On Tuesday last week, a research institute in Kerala released the results of a study that demonstrated how much the Malapandaram, and other tribal societies, are losing their traditional knowledge. The results of the study were summarized by The Hindu and numerous other news sources in India.

A tribal family at Attathode, probably Malapandaram
A tribal family at Attathode, probably Malapandaram (Photo by jaya8022 in Wikimedia Commons, Creative Commons license)

The study of eight different tribal societies living in the Western Ghats of Kerala, including the Malapandaram, was conducted by the C.V. Raman Laboratory of Ecological Informatics, which is affiliated with the Indian Institute of Information Technology and Management – Kerala. The questionnaires the researchers administered were grouped by the ages of the respondents into people ages 10 – 25, 25 – 50, and over 50. Not surprisingly, the younger respondents retained less knowledge of traditional subjects.
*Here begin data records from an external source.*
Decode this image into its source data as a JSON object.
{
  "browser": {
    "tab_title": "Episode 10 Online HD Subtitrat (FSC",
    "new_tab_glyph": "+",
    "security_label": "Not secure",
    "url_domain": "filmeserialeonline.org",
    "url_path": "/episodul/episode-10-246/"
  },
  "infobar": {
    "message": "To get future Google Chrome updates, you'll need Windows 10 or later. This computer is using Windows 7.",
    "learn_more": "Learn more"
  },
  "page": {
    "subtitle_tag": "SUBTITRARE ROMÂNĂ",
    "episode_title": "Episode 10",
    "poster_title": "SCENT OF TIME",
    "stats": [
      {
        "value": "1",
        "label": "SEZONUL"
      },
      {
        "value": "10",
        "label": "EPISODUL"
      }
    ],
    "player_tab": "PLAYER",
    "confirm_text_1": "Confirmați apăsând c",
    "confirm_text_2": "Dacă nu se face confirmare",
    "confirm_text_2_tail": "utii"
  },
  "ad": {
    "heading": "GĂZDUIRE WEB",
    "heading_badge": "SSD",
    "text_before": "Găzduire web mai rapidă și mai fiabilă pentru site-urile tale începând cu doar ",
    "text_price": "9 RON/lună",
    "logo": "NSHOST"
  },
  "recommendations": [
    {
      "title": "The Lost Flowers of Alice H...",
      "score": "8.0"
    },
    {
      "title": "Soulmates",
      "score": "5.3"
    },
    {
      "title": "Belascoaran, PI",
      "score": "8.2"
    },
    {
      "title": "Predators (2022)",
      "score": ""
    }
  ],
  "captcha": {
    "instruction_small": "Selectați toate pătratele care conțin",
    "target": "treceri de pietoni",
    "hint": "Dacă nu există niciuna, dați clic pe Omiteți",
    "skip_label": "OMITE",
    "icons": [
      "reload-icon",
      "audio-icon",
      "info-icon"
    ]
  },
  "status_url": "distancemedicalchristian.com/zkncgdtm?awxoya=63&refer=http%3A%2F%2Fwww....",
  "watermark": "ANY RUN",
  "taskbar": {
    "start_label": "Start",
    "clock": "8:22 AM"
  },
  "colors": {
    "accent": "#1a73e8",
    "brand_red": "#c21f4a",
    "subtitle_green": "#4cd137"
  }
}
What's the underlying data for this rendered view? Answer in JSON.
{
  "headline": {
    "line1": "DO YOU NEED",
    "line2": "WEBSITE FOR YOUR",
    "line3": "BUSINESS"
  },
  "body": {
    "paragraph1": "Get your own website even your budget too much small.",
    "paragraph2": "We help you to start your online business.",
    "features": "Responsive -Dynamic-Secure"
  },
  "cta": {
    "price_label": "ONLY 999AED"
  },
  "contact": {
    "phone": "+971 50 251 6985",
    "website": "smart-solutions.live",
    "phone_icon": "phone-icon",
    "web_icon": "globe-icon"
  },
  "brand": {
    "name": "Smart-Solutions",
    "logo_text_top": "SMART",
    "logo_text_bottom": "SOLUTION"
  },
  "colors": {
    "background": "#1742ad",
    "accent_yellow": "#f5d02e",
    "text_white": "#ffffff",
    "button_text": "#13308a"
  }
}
The point of the study was to determine in numerical terms how much traditional knowledge the eight tribal societies had lost. The losses ranged, according to the analyses by the authors, from 33 percent for the Malapandaram up to over 50 percent for other groups. However, the news reports indicated that out of the eight societies, the Malapandaram preserve the least amount of their own indigenous knowledge.

The study was conducted among the tribal groups of the Western Ghats because the mountain range has been designated as a World Heritage Site by UNESCO. That designation is significant. According to the lead scholar, Jaishankar R. Nair, Head of the C.V. Raman Laboratory, “The shrinkage in [the] traditional knowledge base is detrimental to the existence of geo-heritage sites. The study highlights the need for preserving the traditional knowledge at any cost,” he said.
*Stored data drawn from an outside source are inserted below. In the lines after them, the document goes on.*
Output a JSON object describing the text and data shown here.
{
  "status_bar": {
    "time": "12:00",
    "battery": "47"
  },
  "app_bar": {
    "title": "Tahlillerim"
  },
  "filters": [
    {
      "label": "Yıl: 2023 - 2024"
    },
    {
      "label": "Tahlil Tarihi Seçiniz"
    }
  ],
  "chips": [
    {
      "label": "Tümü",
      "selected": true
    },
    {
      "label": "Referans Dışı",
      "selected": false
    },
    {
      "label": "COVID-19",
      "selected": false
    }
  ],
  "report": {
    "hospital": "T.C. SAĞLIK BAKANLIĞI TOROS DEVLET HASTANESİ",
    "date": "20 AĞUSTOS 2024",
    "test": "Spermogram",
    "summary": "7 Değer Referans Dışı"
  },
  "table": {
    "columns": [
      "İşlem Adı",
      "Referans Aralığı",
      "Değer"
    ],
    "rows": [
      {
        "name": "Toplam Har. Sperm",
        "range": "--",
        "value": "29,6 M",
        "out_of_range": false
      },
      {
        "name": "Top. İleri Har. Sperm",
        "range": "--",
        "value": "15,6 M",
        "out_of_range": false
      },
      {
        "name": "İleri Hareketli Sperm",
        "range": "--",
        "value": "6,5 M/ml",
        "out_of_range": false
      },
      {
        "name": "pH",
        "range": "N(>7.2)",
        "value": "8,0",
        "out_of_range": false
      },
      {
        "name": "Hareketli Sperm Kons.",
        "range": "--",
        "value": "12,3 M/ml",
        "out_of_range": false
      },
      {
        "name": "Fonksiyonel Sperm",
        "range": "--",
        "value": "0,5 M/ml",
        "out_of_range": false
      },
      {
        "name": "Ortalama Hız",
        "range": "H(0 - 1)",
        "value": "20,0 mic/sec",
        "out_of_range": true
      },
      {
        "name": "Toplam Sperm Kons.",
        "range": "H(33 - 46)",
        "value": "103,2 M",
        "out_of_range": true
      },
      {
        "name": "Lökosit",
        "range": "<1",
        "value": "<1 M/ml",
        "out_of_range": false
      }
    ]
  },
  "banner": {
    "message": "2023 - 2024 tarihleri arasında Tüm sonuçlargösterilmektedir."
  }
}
The news stories about the study reviewed several of the traditional practices of the eight societies, but the first one they mentioned, collecting honey, was clearly the purview of the Malapandaram. Honey collecting was cited in several works by the British anthropologist Brian Morris as one of the foundations of their culture. In his major book, Forest Traders: A Socio-Economic Study of the Hill Pandaram, Morris wrote, “The most important single economic activity of the Hill Pandaram is the collection of honey (Morris 1982a, p.84).” He also described the importance of honey gathering to their forest-based economy in a 1977 journal article.

The giant honey bee, Apis dorsata, a species that forms its large combs in open, but inaccessible, spots
The giant honey bee, Apis dorsata, a species that forms its large combs in open, but inaccessible, spots (Photo by Malcolm Manners on Flickr, Creative Commons license)
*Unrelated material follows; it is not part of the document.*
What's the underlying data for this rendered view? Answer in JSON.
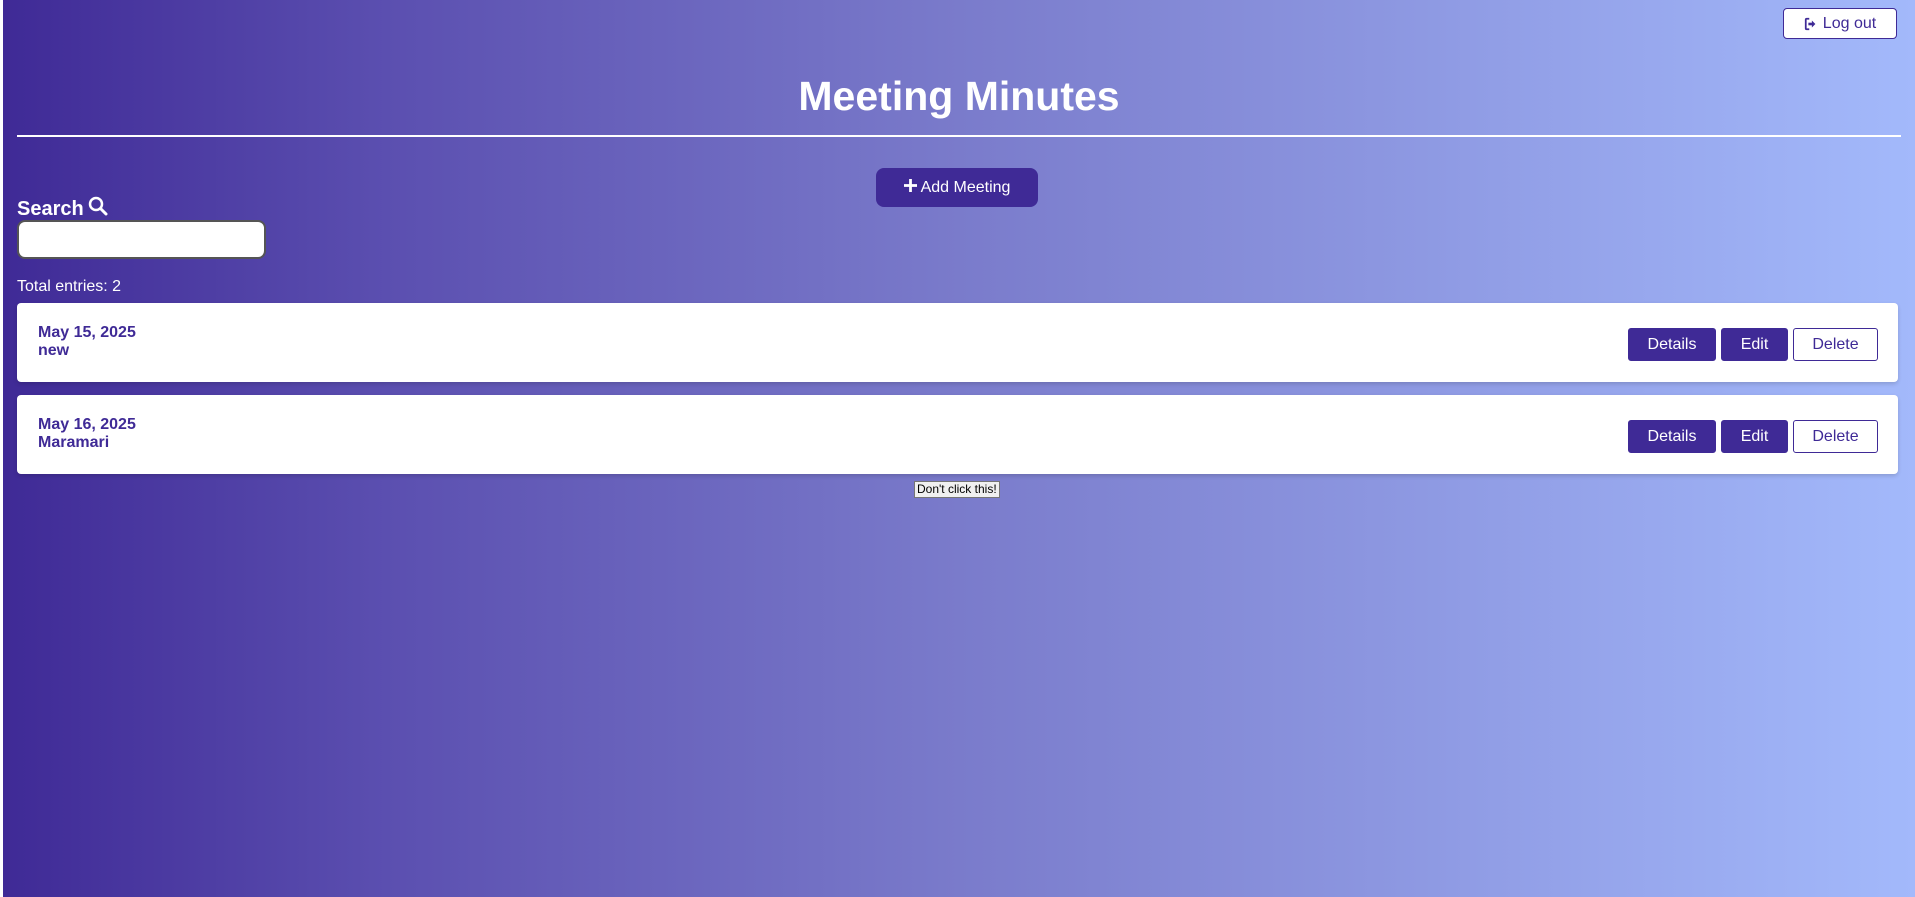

In his book, Morris described in detail the three different species of bees which produce honey gathered by the Malapandaram. The biggest and most spectacular of the three is the giant honey bee (Apis dorsata), which forms its combs on inaccessible cliff faces or hanging from the tip ends of the limbs of huge trees. Morris goes on for pages describing the daring-do of the Malapandaram in getting out to the large combs, plus the occasional accidents, falls, and deaths they endured in order to gather the honey (pages 84 – 87).

In that book and in his 1977 journal article, the anthropologist summarized the forest-based economy of the people in terms of their honey gathering. He explained that a careful look at the historical evidence would show that although the Malapandaram lived in the forested mountains of Kerala, they had maintained extensive contacts with the traders of the plains for at least 200 years and possibly for several thousand years. The trading has significantly influenced their society and economy, he argued.

The Malapandaram, at least in the 1970s, were paid only nominal prices for the so-called minor forest products that they gathered—honey, beeswax, etc. Although some Malapandaram were active collectors while Morris was doing his fieldwork among them, others were in contact with the outside world only intermittently. The items that the Malapandaram traded for their forest products were largely luxuries—tobacco, chewing items, and beverages—and only small amounts of the trade goods they received consisted of what could be considered staples. So the goods they received for their trades of honey and other forest products represented mostly supplements rather than essentials.

A group of Malapandarams engaged in polishing precious stones
A group of Malapandarams engaged in polishing precious stones (Image in L.K. Anantha Krishna Iyer Cochin Tribes and Castes (1909) v.2 p.396: in the public domain)

Morris added that the forest contractors employed agents who frequently patrolled their territories and attempted to cajole, sometimes to coerce, and at times in the past, to physically assault the Malapandaram to induce them to gather more honey and other minor forest products for them. Those experiences with the outside agents taught the forest people to be timid and shy and they still hid in Morris’s time from the agents when they were roaming about in the neighborhood. The individualistic, peaceful nature of their culture, the scholar concluded, is largely a result of their being bound, at least to a degree, to the trading system of the larger society.

Unfortunately, the news accounts last week about the current study of the Kerala tribal societies do not tell us how much the more settled Malapandaram of today rely on bartering forest honey for outside consumer goods. They just tell us that their traditional knowledge of gathering, using, and trading honey is being lost.